I didn’t ask a question but I’ll indulge you anyway since we’re a little bit up my alley on this.
I don’t know, but as none of those demonstrations resulted in a weeks-long occupation of an urban downtown, even were there organizers arrested and charged there would not be meaningful comparators to Pat King, or to whatever Livh and Barber are sentenced to.
Meaningful comparison will require similar charges, similar degrees of involvement and moral culpability, and readily comparable mitigating and aggravating factors.
The meaningful comparators that
are available are individual participants in demonstrations who were charged with simpler instances of mischief. I can say from firsthand knowledge sitting in court that individual participants in the convoy who were arrested as part of the final clearance and round up generally got minor, non-custodial sentences.

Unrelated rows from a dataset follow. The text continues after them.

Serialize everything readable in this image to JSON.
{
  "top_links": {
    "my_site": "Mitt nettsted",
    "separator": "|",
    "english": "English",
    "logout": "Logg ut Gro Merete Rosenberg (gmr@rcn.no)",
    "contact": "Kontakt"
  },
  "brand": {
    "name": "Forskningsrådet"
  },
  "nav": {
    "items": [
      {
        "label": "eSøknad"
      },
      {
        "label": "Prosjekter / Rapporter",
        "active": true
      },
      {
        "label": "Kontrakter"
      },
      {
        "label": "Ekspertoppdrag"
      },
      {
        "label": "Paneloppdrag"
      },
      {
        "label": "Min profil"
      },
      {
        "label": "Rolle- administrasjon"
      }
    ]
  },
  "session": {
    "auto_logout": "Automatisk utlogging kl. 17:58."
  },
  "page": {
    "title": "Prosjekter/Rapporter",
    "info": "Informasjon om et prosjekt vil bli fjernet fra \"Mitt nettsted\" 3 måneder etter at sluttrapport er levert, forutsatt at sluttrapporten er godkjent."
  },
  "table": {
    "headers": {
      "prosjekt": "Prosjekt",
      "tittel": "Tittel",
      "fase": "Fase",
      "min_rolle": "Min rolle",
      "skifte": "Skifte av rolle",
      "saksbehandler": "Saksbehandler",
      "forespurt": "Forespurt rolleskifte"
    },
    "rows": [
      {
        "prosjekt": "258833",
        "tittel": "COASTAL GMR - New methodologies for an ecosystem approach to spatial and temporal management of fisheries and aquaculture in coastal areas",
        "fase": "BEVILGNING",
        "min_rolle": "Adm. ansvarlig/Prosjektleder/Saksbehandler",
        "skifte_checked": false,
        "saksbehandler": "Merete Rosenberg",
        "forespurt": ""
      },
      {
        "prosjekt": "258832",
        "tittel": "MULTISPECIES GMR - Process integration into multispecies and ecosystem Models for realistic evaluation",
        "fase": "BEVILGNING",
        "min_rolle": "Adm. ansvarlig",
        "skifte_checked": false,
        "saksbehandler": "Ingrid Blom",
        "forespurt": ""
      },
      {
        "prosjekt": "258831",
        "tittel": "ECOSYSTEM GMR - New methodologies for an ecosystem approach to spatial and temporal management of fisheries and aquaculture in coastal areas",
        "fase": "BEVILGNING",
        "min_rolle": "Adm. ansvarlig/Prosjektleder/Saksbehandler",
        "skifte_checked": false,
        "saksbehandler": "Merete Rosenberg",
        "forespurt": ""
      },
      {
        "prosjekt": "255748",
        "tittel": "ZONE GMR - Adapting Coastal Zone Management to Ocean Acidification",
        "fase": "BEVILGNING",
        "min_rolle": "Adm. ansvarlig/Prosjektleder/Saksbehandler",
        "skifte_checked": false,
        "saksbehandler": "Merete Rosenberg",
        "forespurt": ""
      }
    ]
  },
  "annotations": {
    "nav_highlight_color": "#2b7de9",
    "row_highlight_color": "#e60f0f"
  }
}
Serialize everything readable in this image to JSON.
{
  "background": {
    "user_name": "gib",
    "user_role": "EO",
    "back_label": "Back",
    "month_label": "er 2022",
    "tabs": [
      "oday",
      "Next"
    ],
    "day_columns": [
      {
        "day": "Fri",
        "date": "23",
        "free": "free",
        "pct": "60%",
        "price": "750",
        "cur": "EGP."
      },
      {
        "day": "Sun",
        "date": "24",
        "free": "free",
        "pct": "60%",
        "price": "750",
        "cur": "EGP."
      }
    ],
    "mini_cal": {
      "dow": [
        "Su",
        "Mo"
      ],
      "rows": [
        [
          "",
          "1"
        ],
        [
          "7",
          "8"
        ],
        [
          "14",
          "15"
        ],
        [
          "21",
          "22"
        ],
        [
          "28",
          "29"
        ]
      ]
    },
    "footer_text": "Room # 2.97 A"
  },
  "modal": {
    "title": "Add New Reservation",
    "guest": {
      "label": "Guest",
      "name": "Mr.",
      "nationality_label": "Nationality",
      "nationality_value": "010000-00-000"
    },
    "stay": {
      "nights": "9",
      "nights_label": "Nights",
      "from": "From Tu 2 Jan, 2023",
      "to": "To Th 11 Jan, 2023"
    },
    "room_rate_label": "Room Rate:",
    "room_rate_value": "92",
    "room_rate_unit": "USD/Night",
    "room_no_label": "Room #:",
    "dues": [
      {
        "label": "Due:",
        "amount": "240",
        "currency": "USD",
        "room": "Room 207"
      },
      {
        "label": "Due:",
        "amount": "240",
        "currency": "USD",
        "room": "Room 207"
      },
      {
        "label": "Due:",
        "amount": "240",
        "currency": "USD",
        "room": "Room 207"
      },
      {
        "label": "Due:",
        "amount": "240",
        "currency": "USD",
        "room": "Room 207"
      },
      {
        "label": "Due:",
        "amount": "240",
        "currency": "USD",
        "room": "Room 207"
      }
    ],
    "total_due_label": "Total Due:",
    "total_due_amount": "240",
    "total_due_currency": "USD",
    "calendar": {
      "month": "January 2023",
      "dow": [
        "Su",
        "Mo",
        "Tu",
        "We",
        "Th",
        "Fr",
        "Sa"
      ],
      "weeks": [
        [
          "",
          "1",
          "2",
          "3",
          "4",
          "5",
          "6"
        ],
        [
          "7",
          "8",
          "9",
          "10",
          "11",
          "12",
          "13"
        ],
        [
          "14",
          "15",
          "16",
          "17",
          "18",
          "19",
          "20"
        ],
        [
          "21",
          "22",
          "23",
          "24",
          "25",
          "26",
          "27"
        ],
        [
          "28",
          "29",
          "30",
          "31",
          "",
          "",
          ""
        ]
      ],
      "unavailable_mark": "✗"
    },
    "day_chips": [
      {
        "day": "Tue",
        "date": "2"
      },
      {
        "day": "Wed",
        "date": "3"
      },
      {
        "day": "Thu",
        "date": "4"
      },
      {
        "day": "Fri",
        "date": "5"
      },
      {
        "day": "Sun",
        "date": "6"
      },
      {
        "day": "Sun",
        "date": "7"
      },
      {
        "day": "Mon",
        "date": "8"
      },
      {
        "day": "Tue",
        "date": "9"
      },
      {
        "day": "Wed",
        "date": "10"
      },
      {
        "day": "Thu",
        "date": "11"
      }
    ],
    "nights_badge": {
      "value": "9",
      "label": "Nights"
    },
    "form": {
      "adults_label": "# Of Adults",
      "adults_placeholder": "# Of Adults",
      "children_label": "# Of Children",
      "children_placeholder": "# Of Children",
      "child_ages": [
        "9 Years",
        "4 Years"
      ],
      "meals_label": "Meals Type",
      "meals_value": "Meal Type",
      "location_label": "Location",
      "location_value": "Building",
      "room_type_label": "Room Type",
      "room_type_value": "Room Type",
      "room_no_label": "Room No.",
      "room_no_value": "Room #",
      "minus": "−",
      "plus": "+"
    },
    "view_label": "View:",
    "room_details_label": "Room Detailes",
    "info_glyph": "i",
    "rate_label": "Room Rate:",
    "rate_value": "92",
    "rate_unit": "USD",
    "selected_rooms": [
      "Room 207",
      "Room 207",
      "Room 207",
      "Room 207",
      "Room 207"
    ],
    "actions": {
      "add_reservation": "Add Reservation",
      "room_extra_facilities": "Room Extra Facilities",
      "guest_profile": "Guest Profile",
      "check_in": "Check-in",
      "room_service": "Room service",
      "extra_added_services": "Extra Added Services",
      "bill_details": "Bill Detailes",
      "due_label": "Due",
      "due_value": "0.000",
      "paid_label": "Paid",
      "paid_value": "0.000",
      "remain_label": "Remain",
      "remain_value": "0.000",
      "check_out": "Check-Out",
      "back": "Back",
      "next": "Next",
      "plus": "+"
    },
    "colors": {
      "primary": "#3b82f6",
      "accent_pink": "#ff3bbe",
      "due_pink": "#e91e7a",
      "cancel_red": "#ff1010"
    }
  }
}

Generally, a guilty plea results in a lower sentence. Relatively few convoy ‘just participants’ went to trial. One who did and who was convicted of obstruction and mischief (after an acquittal for mischief was succesfully appealed by the crown) was David Romlewski. He was ultimately sentenced to one day of probation on a suspended sentence.
Lone convoy protester to appeal 'token' one-day sentence
If a pro-Palestinian protest locks up an urban downtown for three weeks and is forcibly driven out by Canada’s largest modern police public order operation, and if the organizers thereof are arrested and charged, and convicted at trial, it’ll be more feasible to do apples to apples comparison of sentencing positions.